Lyn,
I don't think my hospital prescribes tamoxifen, or daily low dose tadalafil, or metformin to prostate cancer patients, and doesn't offer the breast bud RT blast.
It's a matter of arming yourself with the information (and this forum is a fantastic place place do do that), and then if necessary going in search of research to backup your request, and putting that to your healthcare professionals. I won't pretend it will always work, but that's mostly worked for me. In the case of tamoxifen, I had to ask different people about 3 times, before the request went to an oncologist (who I never met) who prescribed it. The first 2 tries were met with a refusal ("we don't do that"). The request for breast bud RT blast was always a refusal, but in retrospect I prefer that I went the tamoxifen route, after having read comparisons of the two methods.
It does help that I have an excellent GP, but that's because I tried various of the GP's in the practice, and stuck with one I thought was particularly good. If you don't have a supportive GP, then it's probably worth looking for another one.

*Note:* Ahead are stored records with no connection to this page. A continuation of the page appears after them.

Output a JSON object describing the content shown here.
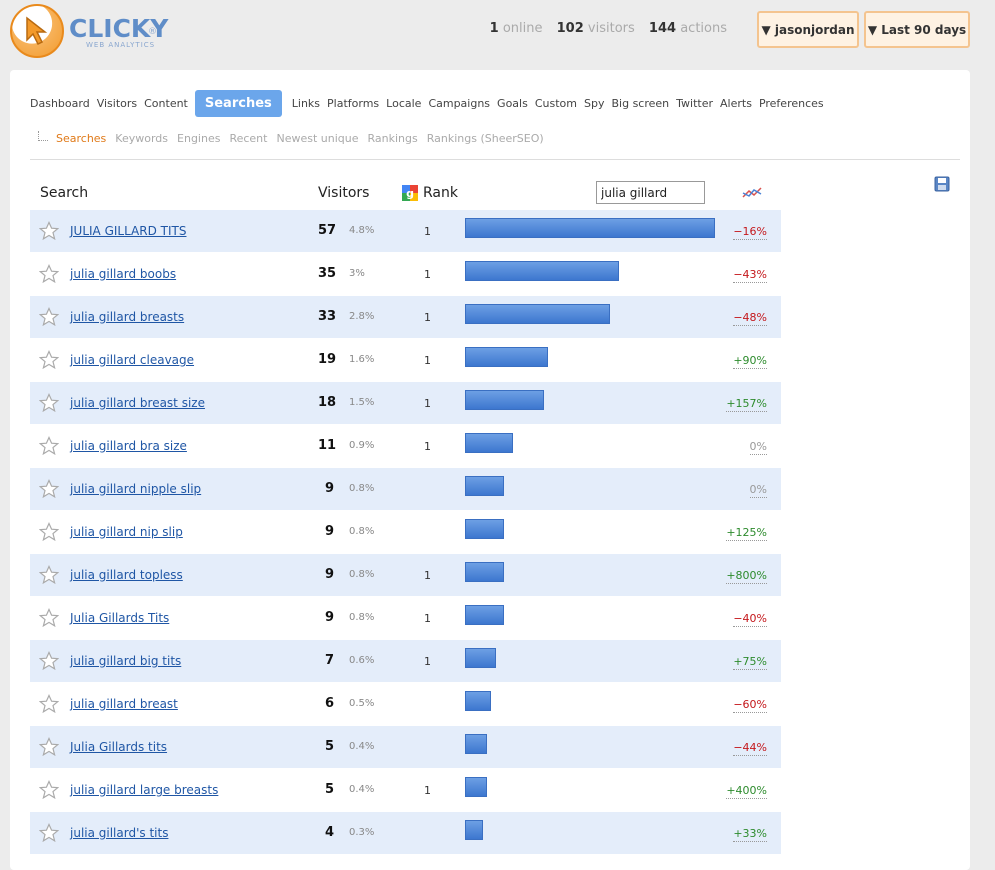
{
  "header": {
    "logo_text": "CLICKY",
    "logo_sub": "WEB ANALYTICS",
    "logo_reg": "®",
    "stats": [
      {
        "num": "1",
        "label": "online"
      },
      {
        "num": "102",
        "label": "visitors"
      },
      {
        "num": "144",
        "label": "actions"
      }
    ],
    "user_button": "▼ jasonjordan",
    "range_button": "▼ Last 90 days"
  },
  "nav": {
    "tabs": [
      "Dashboard",
      "Visitors",
      "Content",
      "Searches",
      "Links",
      "Platforms",
      "Locale",
      "Campaigns",
      "Goals",
      "Custom",
      "Spy",
      "Big screen",
      "Twitter",
      "Alerts",
      "Preferences"
    ],
    "active": "Searches",
    "subtabs": [
      "Searches",
      "Keywords",
      "Engines",
      "Recent",
      "Newest unique",
      "Rankings",
      "Rankings (SheerSEO)"
    ],
    "active_sub": "Searches"
  },
  "table": {
    "col_search": "Search",
    "col_visitors": "Visitors",
    "col_rank": "Rank",
    "filter_value": "julia gillard",
    "max_visitors": 57,
    "rows": [
      {
        "term": "JULIA GILLARD TITS",
        "visitors": "57",
        "pct": "4.8%",
        "rank": "1",
        "change": "−16%",
        "trend": "down"
      },
      {
        "term": "julia gillard boobs",
        "visitors": "35",
        "pct": "3%",
        "rank": "1",
        "change": "−43%",
        "trend": "down"
      },
      {
        "term": "julia gillard breasts",
        "visitors": "33",
        "pct": "2.8%",
        "rank": "1",
        "change": "−48%",
        "trend": "down"
      },
      {
        "term": "julia gillard cleavage",
        "visitors": "19",
        "pct": "1.6%",
        "rank": "1",
        "change": "+90%",
        "trend": "up"
      },
      {
        "term": "julia gillard breast size",
        "visitors": "18",
        "pct": "1.5%",
        "rank": "1",
        "change": "+157%",
        "trend": "up"
      },
      {
        "term": "julia gillard bra size",
        "visitors": "11",
        "pct": "0.9%",
        "rank": "1",
        "change": "0%",
        "trend": "flat"
      },
      {
        "term": "julia gillard nipple slip",
        "visitors": "9",
        "pct": "0.8%",
        "rank": "",
        "change": "0%",
        "trend": "flat"
      },
      {
        "term": "julia gillard nip slip",
        "visitors": "9",
        "pct": "0.8%",
        "rank": "",
        "change": "+125%",
        "trend": "up"
      },
      {
        "term": "julia gillard topless",
        "visitors": "9",
        "pct": "0.8%",
        "rank": "1",
        "change": "+800%",
        "trend": "up"
      },
      {
        "term": "Julia Gillards Tits",
        "visitors": "9",
        "pct": "0.8%",
        "rank": "1",
        "change": "−40%",
        "trend": "down"
      },
      {
        "term": "julia gillard big tits",
        "visitors": "7",
        "pct": "0.6%",
        "rank": "1",
        "change": "+75%",
        "trend": "up"
      },
      {
        "term": "julia gillard breast",
        "visitors": "6",
        "pct": "0.5%",
        "rank": "",
        "change": "−60%",
        "trend": "down"
      },
      {
        "term": "Julia Gillards tits",
        "visitors": "5",
        "pct": "0.4%",
        "rank": "",
        "change": "−44%",
        "trend": "down"
      },
      {
        "term": "julia gillard large breasts",
        "visitors": "5",
        "pct": "0.4%",
        "rank": "1",
        "change": "+400%",
        "trend": "up"
      },
      {
        "term": "julia gillard's tits",
        "visitors": "4",
        "pct": "0.3%",
        "rank": "",
        "change": "+33%",
        "trend": "up"
      }
    ]
  },
  "colors": {
    "accent": "#6ba6eb",
    "row_alt": "#e4edfa",
    "bar": "#4a82d6",
    "down": "#c4171b",
    "up": "#2d8b2d",
    "orange": "#e07a19"
  }
}
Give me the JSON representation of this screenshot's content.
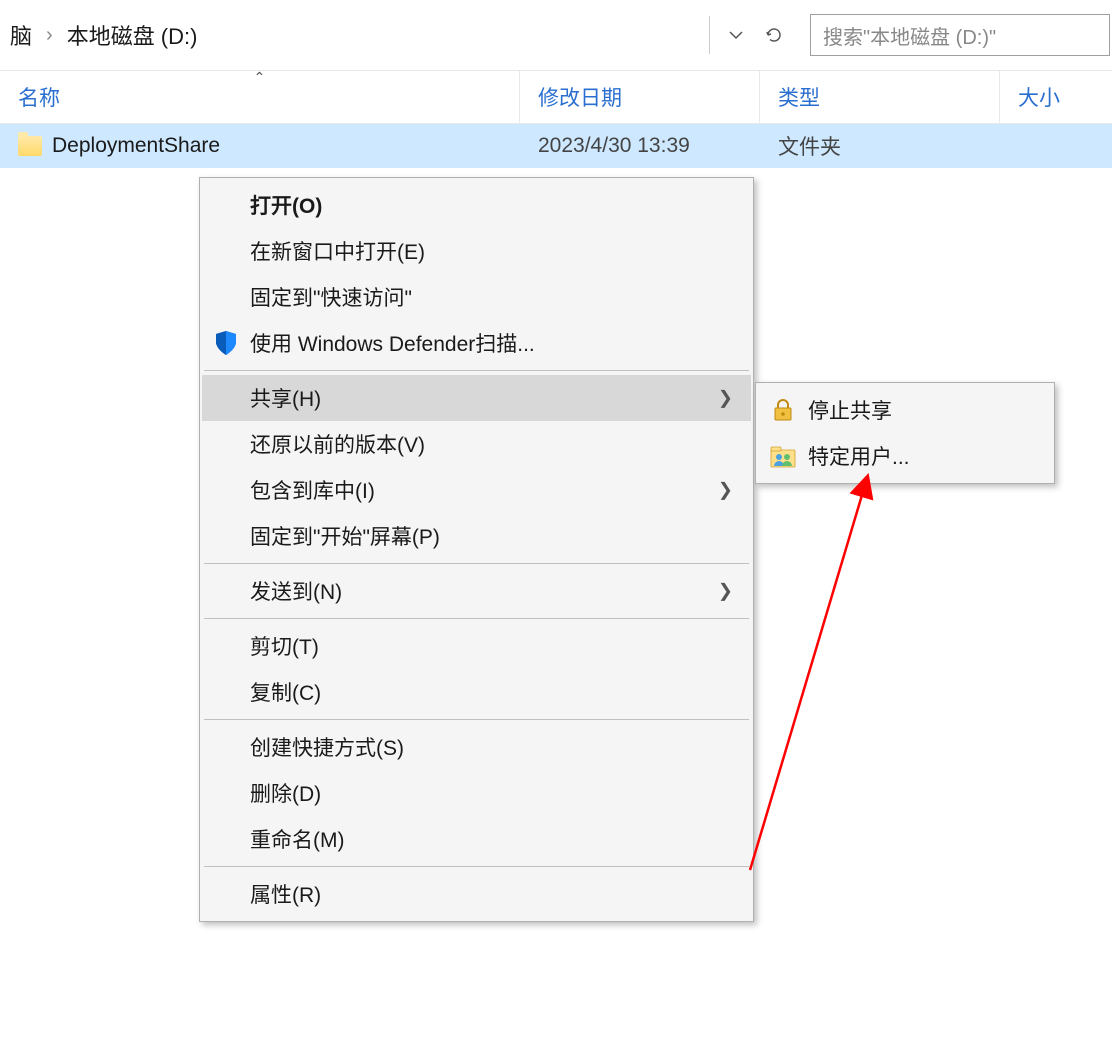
{
  "breadcrumb": {
    "parent_partial": "脑",
    "current": "本地磁盘 (D:)"
  },
  "search": {
    "placeholder": "搜索\"本地磁盘 (D:)\""
  },
  "columns": {
    "name": "名称",
    "date": "修改日期",
    "type": "类型",
    "size": "大小"
  },
  "files": [
    {
      "name": "DeploymentShare",
      "date": "2023/4/30 13:39",
      "type": "文件夹",
      "selected": true
    }
  ],
  "context_menu": {
    "open": "打开(O)",
    "open_new_window": "在新窗口中打开(E)",
    "pin_quick_access": "固定到\"快速访问\"",
    "defender_scan": "使用 Windows Defender扫描...",
    "share": "共享(H)",
    "restore_previous": "还原以前的版本(V)",
    "include_in_library": "包含到库中(I)",
    "pin_to_start": "固定到\"开始\"屏幕(P)",
    "send_to": "发送到(N)",
    "cut": "剪切(T)",
    "copy": "复制(C)",
    "create_shortcut": "创建快捷方式(S)",
    "delete": "删除(D)",
    "rename": "重命名(M)",
    "properties": "属性(R)"
  },
  "share_submenu": {
    "stop_sharing": "停止共享",
    "specific_people": "特定用户..."
  }
}
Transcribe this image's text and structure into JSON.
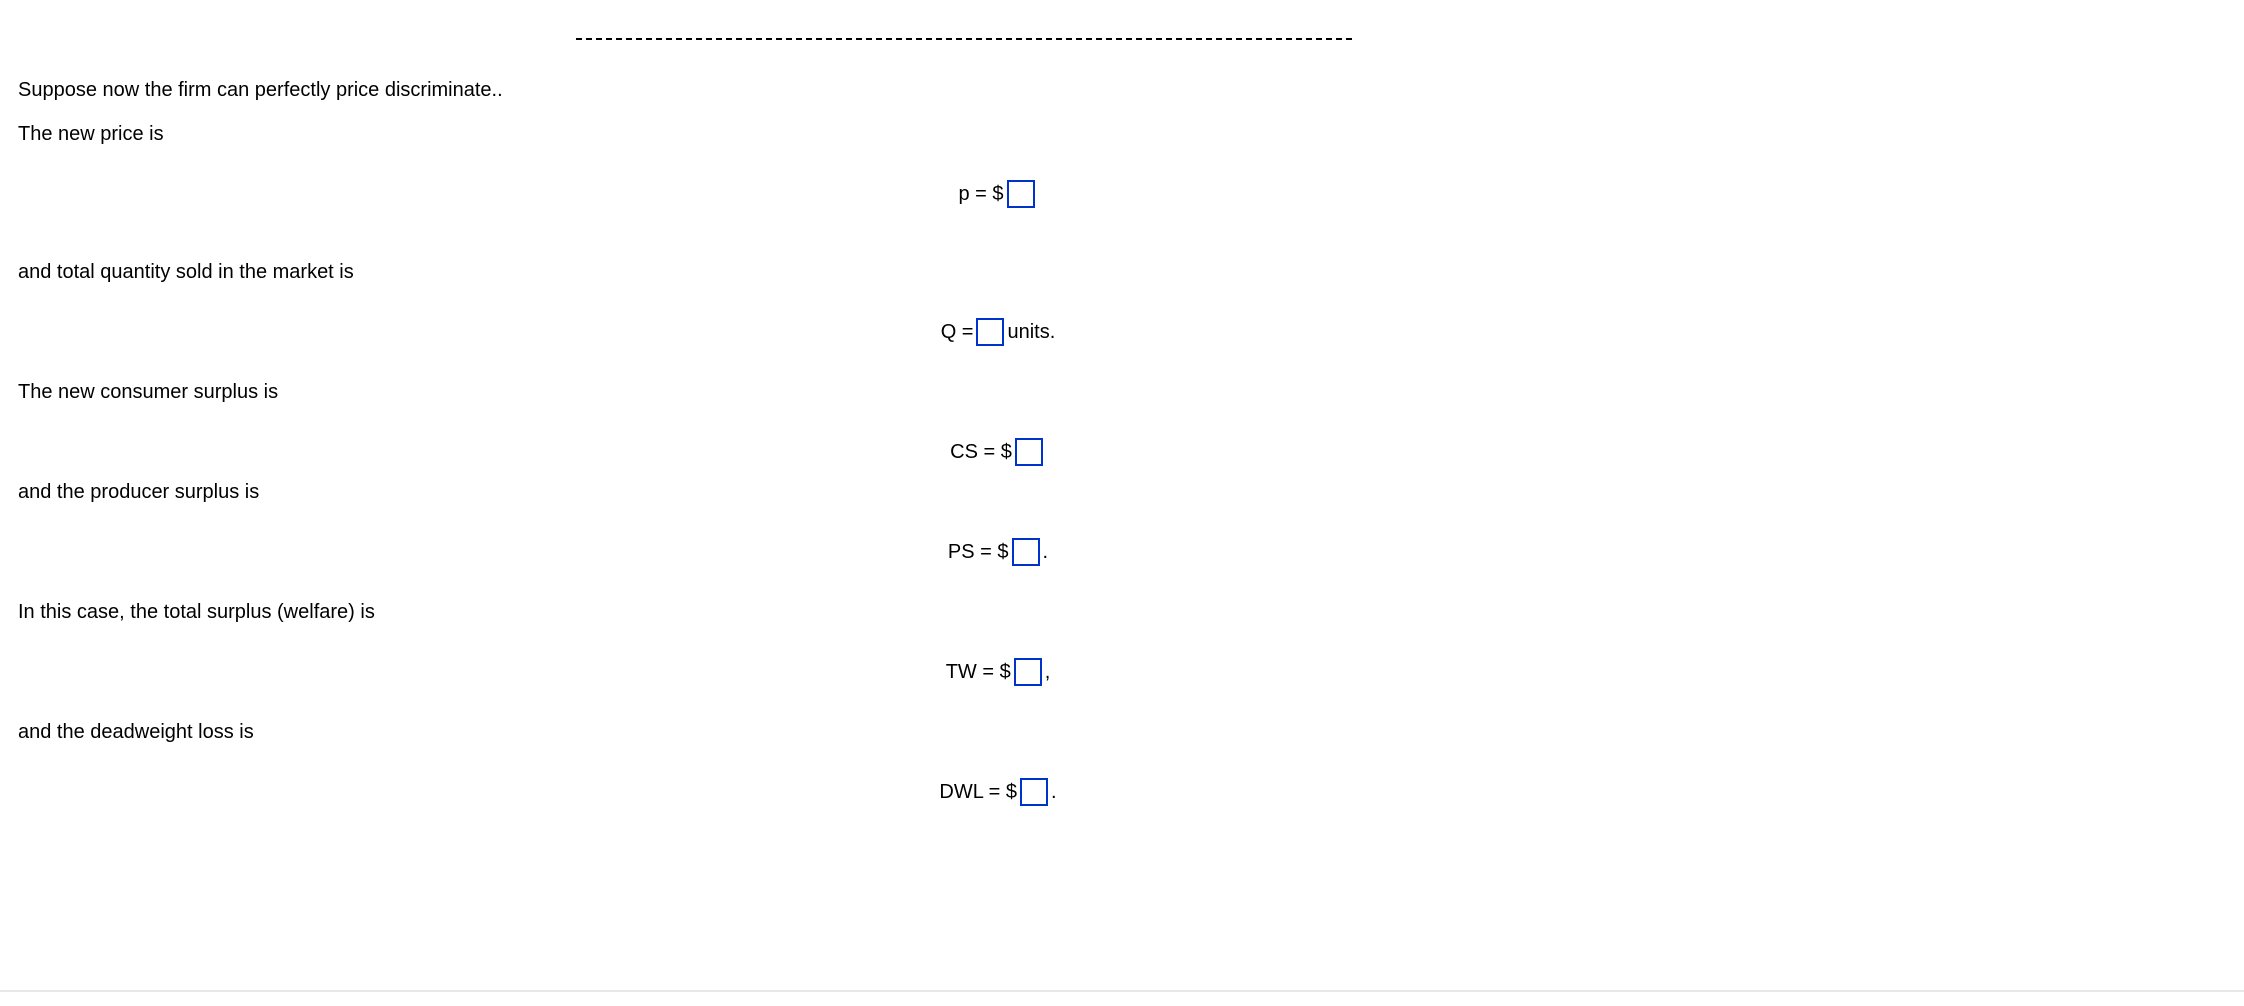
{
  "intro": "Suppose now the firm can perfectly price discriminate..",
  "lines": {
    "price_prompt": "The new price is",
    "quantity_prompt": "and total quantity sold in the market is",
    "cs_prompt": "The new consumer surplus is",
    "ps_prompt": "and the producer surplus is",
    "tw_prompt": "In this case, the total surplus (welfare) is",
    "dwl_prompt": "and the deadweight loss is"
  },
  "equations": {
    "p_label": "p = $",
    "q_label_pre": "Q = ",
    "q_label_post": " units.",
    "cs_label": "CS = $",
    "ps_label": "PS = $",
    "ps_suffix": ".",
    "tw_label": "TW = $",
    "tw_suffix": ",",
    "dwl_label": "DWL = $",
    "dwl_suffix": "."
  }
}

Also, make life easy for your healthcare professionals. I turn up to appointments with things like a spreadsheet of all my blood test results, which is much easier to access and read than anything they can get from their computer, and another spreadsheet which is a diary of all significant tests, treatments, etc, so I can easily say "I've been on Zoladex for 8 weeks" or whatever the query happens to be. I also keep a list of all my medications with doses, why they're taken, since when, etc. and I must have given out around 6 copies of that over the last 3 months treatments. The response is always the same - "Wow, I wish everyone did this". So do it. It's all on the NHS computer and hence unnecessary in theory, but clearly it's a massive help to them. When they see that you understand your disease and treatment, they are much more likely to listen to your requests for specific medications, because you probably understand why you want them too. If there are things people don't understand about their disease or treatments, then ask here.
Not everyone wants to know about the disease. I had my brachytherapy with 2 others who wanted to know nothing about it, didn't even want to look at their catheters. That's a coping strategy which probably worked for them, but wouldn't work for me. The knowledge I've picked up along the way has modified my treatment path, something I would have missed out on without it.